Tax

First British Offshore Centre Joins Son-Of-FATCA

British efforts to banish tax evasion from offshore financial centres moved a step closer with the signing of the first tax treaty.

Dubbed son-of-FATCA, the British tax treaty network embraces former tax havens like the Channel Islands, Cayman Islands and British Virgin Islands.

These financial centres are all British Crown Territories or Dependencies.

Inspired by FATCA, the US Foreign Account Tax Compliance Act, the British financial jurisdiction network will see the automatic exchange of information between financial institutions and tax authorities.

The Isle of Man has already signed the first treaty – described as a huge step towards international tax transparency by Chancellor George Osborne.

Global standard

“We are closing in on anyone trying to hide the money and assets offshore,” he said.

“This treaty is part of an international agenda to make tax transparency clearer. The Isle of Man should be praised as the first financial centre to sign a treaty with Britain.”

The treaty ensures a two-way exchange of financial information between HM Revenue & Customs and the Manx tax authority revealing the income and assets of taxpayers in each jurisdiction to the other.

Similar agreements are also in the pipeline for other offshore financial centres, like Jersey and Guernsey.

On signing the treaty, Isle of Man chief minister Allan Bell said: “We want to show the world that the Isle of Man is a responsible financial centre.

“We are committed to joining a new global standard in the automatic exchange of financial information.”

Federal shutdown

The Isle of Man is also due to sign a FATCA treaty with the US – and would have done so already if the federal government had not closed the government for business.

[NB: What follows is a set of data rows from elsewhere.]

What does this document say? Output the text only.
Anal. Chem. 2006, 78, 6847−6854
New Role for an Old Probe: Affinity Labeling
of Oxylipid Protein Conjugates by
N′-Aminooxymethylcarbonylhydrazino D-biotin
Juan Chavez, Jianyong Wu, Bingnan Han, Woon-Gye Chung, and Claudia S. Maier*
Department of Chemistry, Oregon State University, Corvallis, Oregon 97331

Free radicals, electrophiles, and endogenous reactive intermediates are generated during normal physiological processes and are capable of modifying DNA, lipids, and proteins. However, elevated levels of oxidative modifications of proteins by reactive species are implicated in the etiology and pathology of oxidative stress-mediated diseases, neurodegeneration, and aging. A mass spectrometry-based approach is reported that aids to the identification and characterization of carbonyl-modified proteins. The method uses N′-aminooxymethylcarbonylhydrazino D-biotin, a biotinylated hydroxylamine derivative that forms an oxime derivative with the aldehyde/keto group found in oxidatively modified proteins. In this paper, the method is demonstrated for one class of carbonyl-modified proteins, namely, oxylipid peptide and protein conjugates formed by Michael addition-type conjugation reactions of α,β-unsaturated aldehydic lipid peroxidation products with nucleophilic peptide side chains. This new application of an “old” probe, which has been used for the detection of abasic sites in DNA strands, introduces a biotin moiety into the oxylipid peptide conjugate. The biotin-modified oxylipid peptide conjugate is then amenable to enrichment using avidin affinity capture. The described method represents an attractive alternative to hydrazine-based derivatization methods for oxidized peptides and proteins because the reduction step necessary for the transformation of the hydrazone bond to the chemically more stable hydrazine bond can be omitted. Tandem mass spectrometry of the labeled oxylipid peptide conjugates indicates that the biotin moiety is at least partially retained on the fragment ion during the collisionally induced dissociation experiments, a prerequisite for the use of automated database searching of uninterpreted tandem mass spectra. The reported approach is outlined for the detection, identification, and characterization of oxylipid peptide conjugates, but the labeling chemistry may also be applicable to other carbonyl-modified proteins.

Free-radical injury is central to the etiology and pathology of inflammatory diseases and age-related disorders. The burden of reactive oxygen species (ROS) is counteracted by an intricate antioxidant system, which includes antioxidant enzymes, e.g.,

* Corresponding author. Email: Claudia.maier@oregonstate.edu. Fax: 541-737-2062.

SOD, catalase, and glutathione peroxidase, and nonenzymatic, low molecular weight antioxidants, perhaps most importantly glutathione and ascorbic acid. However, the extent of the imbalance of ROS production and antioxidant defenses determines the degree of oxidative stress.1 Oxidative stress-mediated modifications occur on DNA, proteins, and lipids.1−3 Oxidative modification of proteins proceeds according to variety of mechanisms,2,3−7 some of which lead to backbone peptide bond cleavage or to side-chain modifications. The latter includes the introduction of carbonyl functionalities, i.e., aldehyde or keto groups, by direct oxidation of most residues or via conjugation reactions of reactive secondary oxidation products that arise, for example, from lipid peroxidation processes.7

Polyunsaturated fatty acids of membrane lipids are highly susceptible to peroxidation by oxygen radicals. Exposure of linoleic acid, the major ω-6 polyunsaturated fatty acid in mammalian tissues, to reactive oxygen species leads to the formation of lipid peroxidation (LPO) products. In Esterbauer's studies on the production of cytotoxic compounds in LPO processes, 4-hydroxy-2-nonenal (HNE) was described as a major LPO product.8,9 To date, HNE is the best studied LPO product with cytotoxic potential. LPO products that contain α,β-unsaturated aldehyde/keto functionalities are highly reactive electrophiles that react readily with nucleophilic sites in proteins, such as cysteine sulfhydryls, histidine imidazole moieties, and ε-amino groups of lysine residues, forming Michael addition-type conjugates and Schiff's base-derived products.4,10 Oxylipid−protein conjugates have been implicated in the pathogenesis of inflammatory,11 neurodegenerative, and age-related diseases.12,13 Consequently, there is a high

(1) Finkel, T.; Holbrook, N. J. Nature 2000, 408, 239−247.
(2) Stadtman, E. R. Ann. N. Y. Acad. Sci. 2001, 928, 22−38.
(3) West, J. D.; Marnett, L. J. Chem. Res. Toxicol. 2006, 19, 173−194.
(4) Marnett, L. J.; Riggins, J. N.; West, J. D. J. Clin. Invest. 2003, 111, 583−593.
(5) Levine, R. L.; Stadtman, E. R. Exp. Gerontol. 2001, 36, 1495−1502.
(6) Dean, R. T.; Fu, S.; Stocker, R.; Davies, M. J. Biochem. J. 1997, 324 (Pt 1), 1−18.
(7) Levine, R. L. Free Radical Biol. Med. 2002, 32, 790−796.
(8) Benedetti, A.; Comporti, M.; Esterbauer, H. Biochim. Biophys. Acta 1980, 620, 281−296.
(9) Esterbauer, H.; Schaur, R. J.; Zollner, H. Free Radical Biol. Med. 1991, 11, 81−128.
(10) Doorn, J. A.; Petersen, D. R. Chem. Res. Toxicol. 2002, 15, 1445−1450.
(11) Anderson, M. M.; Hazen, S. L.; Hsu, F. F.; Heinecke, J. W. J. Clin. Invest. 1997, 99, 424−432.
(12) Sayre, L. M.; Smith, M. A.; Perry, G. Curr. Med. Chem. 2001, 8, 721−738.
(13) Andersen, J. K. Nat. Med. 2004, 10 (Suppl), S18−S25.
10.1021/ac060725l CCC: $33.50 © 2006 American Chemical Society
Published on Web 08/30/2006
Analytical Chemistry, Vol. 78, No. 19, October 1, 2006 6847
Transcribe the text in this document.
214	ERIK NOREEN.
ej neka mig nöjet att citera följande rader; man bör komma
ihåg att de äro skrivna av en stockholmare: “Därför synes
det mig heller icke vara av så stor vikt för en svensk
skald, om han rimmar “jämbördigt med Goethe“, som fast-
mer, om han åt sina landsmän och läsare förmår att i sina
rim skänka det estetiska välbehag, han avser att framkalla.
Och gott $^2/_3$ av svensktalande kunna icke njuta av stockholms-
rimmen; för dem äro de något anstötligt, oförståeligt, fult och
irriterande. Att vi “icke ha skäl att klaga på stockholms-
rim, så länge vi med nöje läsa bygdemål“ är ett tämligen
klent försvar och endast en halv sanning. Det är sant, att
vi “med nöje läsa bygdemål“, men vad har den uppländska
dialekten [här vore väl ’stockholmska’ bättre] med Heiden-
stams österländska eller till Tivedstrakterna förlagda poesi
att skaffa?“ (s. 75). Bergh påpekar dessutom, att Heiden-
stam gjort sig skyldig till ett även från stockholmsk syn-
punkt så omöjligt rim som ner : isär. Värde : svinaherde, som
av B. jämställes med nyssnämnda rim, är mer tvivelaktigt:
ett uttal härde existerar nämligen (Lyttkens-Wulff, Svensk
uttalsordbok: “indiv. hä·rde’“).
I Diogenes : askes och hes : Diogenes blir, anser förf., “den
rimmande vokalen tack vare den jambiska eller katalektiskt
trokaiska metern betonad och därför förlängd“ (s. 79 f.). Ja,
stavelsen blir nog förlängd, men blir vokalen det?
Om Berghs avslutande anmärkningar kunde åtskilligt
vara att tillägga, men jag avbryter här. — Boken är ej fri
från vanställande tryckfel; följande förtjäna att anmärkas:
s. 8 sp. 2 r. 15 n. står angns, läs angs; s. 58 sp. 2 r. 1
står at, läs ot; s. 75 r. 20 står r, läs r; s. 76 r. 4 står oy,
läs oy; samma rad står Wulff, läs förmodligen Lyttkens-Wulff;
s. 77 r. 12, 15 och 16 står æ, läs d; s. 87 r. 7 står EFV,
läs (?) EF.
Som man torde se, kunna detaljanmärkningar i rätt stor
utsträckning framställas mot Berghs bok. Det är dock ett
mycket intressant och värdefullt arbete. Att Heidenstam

Not only has the federal shutdown impacted on US government services, FATCA negotiations with around 50 nations have been suspended.

However, during the forced break, financiers across the world have started to realise the full extent of the law.

FATCA demands any financial institution with US taxpayers as clients must report details of their earnings and assets annually – providing they meet the $50,000 holding threshold. Failing to make the report leads to sanctions like withholding taxes in the US.

But US financial institutions are coming to realise FATCA also has implications for them, as they must identify and report financial information about their clients who are taxpayers of FATCA-compliant nations.

FATCA is due to start on January 2014, with further measures coming into effect from June 2014.

4 thoughts on “First British Offshore Centre Joins Son-Of-FATCA”

  1. Actually, citizens of the Isle of Man are citizens of the Isle of Man, regardless if they have a US passport or not. The same is true for the Channel Islands, Cayman Islands and British Virgin Islands. FATCA attempt to ignore or reject the local nationality of an individual since the US enjoys profiting from the labers of individuals who do not live in the US.

    Reply
    • Actually, it is worse than that. Through FATCA, US will enjoy profiting from the labours of individuals who not only do not live in the US, but whose only US connection is to be married to someone with a US birthplace.

      My spouse is Canadian only, and earns all our household income where we live in Canada. I was born in US to Canadian born parents, but left USA as an infant never to return. My birthplace makes me a ‘US person’, and thus all accounts my husband and I own jointly are subject to FATCA reporting. Since, until recently, I have been unaware of USA’s unique to the world policy of requiring tax returns and FBARS from US born people who live and work outside USA, we can expect huge penalties on all our bank accounts (retirement savings, childrens university savings) that will effectively wipe us out. We are a middle income family with 3 teenage children. This is nothing short of thievery. For shame USA!

      Reply
        • Renunciation of US citizenship comes with a promise of having 5 years worth of tax compliancy. So, technically you can renounce anytime, but you are not off the hook for filing those 5 years prior to your renunciation date.